第111話

文字数 500文字

 しまった、看板を片付けておけばよかった、と思ったがもう遅い。さっと体を離し、何事もなかったかのように装ってドアを振り返った。

 「な、なんだ、蒔田か」

 扉を開けた蒔田は、杏さんと僕が二人で店内にいるのを見ると、慌てて足早に近寄ってきた。そしてテーブルの上の空っぽになったカップと、リボンのかかった包みを見ると、蒔田はのけぞるように天井を仰いだ。
 それから腹筋運動を百回繰り返した後のように苦しげに体を起こすと、僕のわき腹にパンチを入れた。

 「いてっ」

 蒔田は僕の叫び声は無視して、杏さんを見た。

 「杏さん。惣一郎は……」言いかけて止まる。
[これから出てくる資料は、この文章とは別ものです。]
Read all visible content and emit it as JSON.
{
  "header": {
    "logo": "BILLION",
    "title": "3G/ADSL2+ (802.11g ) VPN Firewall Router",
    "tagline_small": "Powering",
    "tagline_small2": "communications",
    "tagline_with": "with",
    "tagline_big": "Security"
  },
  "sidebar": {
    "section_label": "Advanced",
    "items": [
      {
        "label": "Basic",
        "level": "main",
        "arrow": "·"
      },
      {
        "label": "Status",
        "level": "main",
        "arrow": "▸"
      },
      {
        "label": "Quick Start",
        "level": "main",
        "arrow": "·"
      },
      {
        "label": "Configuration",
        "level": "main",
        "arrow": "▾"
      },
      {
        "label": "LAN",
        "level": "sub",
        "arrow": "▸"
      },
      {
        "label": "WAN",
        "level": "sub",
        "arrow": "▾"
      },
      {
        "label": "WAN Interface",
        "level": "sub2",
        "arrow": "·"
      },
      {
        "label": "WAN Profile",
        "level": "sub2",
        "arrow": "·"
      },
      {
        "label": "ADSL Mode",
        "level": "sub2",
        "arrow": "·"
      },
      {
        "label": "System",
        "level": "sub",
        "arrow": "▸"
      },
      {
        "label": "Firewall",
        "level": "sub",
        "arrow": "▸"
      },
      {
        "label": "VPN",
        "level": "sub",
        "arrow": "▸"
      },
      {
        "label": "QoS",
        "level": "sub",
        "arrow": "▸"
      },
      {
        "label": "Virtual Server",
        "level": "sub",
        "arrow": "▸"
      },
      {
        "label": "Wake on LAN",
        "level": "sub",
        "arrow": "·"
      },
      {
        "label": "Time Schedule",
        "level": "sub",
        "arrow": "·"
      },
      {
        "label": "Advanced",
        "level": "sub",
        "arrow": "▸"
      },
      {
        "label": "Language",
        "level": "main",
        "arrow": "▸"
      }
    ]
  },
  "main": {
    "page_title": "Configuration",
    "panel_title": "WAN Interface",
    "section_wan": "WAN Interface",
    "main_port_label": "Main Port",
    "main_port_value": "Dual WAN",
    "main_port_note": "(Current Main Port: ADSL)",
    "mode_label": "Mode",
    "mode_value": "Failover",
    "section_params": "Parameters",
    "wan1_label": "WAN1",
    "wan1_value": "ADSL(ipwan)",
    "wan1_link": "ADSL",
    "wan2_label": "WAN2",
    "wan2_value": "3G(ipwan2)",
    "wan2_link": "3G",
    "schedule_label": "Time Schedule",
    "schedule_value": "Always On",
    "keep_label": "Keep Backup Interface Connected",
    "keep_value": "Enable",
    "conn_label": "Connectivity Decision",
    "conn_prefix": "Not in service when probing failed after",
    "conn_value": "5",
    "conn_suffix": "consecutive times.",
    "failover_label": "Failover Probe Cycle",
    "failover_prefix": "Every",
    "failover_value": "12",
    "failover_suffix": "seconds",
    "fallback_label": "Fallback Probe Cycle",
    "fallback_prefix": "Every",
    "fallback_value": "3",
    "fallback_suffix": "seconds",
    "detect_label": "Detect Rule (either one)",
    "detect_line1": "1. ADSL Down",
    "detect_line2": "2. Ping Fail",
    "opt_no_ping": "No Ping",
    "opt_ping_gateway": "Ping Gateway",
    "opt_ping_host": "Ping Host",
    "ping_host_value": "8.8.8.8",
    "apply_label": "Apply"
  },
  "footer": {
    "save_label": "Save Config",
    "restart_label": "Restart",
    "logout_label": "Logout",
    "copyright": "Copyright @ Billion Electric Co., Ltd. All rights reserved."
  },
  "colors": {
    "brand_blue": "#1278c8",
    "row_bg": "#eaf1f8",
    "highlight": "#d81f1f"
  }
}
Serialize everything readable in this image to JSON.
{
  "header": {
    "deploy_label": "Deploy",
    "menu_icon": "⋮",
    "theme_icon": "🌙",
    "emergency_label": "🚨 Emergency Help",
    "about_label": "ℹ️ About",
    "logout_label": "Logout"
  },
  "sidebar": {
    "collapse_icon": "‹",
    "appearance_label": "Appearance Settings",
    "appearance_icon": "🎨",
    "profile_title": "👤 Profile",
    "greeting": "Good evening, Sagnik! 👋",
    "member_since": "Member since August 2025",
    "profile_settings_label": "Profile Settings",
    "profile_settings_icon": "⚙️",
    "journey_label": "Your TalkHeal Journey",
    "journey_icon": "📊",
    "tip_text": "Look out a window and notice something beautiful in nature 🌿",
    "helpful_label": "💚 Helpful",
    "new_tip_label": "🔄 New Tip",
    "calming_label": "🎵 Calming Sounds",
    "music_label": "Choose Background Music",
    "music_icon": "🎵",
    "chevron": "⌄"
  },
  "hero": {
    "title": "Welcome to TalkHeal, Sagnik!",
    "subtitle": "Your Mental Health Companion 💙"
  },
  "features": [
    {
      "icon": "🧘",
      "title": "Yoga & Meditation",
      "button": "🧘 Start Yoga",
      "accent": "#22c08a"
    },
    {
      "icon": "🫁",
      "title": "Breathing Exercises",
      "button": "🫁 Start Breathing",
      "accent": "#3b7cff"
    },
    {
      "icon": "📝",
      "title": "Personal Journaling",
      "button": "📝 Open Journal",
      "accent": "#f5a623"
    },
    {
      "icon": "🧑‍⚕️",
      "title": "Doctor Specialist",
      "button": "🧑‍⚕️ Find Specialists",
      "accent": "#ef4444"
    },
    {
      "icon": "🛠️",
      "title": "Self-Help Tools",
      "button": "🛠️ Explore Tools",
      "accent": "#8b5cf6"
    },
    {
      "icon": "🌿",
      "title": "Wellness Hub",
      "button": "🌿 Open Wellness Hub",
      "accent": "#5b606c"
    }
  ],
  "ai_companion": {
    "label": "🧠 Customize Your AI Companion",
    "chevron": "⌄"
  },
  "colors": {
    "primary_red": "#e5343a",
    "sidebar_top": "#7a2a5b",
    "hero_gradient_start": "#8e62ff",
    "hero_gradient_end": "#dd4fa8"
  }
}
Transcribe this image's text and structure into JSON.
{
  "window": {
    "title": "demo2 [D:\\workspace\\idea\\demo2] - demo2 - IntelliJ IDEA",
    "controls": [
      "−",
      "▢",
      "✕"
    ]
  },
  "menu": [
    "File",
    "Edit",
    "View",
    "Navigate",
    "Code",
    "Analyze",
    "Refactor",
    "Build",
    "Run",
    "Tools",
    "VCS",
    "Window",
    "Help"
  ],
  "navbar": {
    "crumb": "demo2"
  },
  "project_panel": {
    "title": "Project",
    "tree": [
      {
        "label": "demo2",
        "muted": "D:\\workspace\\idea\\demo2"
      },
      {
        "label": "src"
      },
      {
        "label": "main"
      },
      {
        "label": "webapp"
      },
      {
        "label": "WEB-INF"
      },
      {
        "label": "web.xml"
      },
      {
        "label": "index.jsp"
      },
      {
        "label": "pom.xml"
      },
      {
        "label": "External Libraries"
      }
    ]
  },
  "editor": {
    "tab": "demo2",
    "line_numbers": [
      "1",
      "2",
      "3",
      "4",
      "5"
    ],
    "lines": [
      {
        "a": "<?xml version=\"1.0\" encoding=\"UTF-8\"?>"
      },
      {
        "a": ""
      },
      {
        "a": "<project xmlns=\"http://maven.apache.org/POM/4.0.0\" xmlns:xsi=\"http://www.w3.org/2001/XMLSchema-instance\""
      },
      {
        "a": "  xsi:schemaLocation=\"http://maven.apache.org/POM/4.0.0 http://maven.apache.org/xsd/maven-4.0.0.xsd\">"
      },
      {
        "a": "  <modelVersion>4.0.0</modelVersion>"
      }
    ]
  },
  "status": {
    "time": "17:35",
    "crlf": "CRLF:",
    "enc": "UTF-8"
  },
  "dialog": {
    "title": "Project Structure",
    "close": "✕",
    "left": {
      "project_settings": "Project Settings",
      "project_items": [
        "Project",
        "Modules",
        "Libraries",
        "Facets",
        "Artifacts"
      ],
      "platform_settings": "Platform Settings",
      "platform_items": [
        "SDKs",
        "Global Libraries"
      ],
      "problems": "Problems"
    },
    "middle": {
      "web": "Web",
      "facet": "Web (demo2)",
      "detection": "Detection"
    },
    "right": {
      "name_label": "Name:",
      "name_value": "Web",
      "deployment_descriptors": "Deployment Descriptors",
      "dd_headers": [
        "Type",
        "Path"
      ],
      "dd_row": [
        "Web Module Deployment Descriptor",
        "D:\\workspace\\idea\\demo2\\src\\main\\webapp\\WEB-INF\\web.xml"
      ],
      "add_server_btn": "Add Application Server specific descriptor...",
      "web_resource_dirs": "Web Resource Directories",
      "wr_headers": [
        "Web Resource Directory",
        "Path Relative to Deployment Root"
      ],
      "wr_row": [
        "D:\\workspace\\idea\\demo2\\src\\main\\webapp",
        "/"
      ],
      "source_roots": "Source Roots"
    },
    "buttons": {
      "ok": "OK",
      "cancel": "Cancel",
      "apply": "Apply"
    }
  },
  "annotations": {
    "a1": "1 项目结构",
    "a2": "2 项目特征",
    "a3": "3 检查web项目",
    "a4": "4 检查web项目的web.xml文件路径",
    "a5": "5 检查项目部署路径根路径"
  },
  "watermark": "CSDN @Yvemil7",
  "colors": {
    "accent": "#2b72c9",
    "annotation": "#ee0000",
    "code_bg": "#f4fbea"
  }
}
それから柔らかく微笑んで「いい奴ですよ」と言った。

 不覚にも泣きそうになった。
 
 「情けない奴だな。泣くなよ、男の涙なんか美しくも面白くもないんだからな」

 浮かびかかった涙を見逃さず、冷たく言い放つ。ぶれずに男には厳しい奴。でも今ばかりは抜け駆けした免罪符をもらったみたいだった。僕が笑っていると、蒔田が肩に腕を回してきた。無理やり引っ張られ、杏さんから少し離れたところに引きずられた。